Harold Meyerson looks at the last time one man solved a financial crisis:
It was there, 101 years ago, that J.P. Morgan -- in part through the sheer force of his own character, not to mention his intellect and his economic clout -- summoned New York's other major bankers, locked the doors, and did not let them go until they sifted through the balance sheets of failing banks, decided which to bail out and which to let die, and put up the money to make it all happen. (It was 4:45 a.m. on the night in question when his fellow bankers succumbed to his pressure and Morgan finally unlocked the doors.) Thus was the Panic of 1907 abated.
Robert Kuttner wonders why deficit hawks are suddenly dovish:
On this issue, the only difference between the two parties was that the Republican deficit-phobes wanted to reduce the red ink by cutting social programs while the Democrats wanted to raise taxes on rich people.

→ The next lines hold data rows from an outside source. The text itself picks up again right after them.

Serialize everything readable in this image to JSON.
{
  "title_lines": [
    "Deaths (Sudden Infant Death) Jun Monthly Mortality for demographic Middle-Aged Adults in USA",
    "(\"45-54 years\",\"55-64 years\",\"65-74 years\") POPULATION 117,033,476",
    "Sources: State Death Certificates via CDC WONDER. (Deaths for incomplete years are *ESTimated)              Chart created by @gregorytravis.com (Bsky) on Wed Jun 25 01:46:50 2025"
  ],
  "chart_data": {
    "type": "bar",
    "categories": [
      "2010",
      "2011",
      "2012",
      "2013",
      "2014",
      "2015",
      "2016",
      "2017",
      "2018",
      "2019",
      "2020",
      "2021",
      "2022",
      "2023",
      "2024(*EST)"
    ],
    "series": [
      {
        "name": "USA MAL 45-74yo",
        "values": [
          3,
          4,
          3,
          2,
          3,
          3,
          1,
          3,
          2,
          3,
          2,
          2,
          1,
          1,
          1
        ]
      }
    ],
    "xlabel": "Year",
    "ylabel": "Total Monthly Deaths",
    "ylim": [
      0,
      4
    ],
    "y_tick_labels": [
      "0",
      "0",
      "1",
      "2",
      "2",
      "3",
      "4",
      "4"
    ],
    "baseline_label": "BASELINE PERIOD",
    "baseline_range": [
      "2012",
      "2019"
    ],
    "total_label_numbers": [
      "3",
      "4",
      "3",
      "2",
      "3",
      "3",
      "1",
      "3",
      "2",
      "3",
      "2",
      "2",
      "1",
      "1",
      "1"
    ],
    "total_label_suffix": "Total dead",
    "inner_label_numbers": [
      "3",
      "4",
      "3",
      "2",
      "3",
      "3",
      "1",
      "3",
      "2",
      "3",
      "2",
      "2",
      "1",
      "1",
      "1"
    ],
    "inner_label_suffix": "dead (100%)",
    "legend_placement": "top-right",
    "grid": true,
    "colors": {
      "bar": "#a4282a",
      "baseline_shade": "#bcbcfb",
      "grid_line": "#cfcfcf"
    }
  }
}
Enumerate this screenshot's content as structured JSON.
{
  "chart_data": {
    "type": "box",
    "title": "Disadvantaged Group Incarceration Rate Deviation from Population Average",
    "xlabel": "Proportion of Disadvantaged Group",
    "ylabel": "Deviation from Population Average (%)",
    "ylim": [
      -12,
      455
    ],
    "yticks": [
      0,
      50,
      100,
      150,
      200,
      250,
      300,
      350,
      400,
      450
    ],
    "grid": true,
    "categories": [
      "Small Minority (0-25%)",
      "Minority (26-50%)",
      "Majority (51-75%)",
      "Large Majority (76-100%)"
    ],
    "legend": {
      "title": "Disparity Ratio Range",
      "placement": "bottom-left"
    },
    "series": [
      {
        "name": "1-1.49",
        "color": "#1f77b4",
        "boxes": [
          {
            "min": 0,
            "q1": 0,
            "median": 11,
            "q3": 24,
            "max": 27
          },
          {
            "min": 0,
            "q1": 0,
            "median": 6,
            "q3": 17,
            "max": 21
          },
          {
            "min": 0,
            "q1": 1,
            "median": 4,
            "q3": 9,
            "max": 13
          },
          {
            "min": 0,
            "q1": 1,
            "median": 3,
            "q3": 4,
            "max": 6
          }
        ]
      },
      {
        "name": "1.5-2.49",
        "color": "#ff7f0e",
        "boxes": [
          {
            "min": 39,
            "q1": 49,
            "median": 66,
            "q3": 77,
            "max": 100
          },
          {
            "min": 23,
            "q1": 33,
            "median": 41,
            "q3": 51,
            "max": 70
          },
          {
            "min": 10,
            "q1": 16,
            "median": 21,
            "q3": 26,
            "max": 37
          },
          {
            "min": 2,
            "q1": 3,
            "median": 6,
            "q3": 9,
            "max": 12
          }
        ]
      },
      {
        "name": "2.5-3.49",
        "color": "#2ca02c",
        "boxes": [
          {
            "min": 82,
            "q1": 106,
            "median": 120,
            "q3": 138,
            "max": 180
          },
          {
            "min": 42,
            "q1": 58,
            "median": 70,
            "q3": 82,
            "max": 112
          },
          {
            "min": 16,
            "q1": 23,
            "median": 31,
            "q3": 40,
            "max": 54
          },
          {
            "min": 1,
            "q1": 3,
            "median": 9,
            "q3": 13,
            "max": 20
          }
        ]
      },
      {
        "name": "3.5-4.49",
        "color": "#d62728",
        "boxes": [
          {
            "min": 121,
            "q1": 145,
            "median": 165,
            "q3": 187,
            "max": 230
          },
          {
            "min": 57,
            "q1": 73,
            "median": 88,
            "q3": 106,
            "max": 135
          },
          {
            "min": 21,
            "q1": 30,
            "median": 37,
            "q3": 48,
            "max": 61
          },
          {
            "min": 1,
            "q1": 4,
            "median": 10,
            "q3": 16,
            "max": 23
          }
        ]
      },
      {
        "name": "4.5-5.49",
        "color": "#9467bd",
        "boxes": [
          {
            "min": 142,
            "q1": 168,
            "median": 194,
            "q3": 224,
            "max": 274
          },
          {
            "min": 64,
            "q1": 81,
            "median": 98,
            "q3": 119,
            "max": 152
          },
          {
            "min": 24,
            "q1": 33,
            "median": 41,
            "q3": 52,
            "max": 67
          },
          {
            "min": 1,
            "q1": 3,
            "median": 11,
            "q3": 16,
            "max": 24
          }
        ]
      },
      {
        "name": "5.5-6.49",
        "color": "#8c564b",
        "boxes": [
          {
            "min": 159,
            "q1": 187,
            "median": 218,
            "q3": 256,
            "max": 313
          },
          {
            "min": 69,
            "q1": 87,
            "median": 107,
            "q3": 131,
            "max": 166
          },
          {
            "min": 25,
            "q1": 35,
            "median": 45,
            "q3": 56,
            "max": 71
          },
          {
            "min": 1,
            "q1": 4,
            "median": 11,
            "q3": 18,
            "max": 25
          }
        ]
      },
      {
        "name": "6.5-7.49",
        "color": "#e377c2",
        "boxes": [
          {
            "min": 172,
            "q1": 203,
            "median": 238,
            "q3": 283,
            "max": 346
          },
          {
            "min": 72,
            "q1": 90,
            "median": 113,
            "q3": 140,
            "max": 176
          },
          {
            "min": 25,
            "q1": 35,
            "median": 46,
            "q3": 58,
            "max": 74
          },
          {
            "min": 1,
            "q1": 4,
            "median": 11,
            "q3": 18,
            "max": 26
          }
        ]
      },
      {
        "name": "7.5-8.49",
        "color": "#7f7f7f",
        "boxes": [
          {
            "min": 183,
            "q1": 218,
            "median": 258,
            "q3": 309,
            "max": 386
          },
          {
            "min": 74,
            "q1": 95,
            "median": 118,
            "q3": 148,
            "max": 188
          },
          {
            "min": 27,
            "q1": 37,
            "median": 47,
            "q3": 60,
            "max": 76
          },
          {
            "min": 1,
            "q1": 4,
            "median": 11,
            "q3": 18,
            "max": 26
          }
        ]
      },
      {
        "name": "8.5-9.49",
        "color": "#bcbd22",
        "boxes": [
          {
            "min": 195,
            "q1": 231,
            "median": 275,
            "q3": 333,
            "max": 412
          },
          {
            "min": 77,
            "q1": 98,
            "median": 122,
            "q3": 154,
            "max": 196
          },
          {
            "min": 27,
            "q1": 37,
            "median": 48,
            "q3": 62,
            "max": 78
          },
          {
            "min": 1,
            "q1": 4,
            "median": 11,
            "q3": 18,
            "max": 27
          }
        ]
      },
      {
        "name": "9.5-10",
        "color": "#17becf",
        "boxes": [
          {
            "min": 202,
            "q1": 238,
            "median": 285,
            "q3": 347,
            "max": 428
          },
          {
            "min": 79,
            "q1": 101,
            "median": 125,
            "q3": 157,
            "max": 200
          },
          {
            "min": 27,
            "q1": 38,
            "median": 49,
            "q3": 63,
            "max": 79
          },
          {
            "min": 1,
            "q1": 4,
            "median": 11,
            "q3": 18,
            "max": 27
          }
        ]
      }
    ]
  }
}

I wrote about the danger that deficit-obsession would pose to an Obama administration in a recent Prospect piece, and in my book Obama's Challenge.
But that was then. All of sudden, an administration that can't find a spare nickel for children's health, repair of decrepit infrastructure, education aid, green energy, and other useful outlays is proposing to increase the deficit by more than four percentage points of GDP, because Wall Street made some bad bets. And Treasury Secretary Henry Paulson blithely explains that this gargantuan increase in the deficit is no biggie, because some of it may even be paid back. What a difference a meltdown makes.
And Robert Reich considers whether the bailout will work:
Bottom line: Unless Americans on Main Street have more money in their pockets, Wall Street's bad debts will continue to rise -- which means the Bailout of All Bailouts grows even larger, which means taxpayers take on even more risk and cost.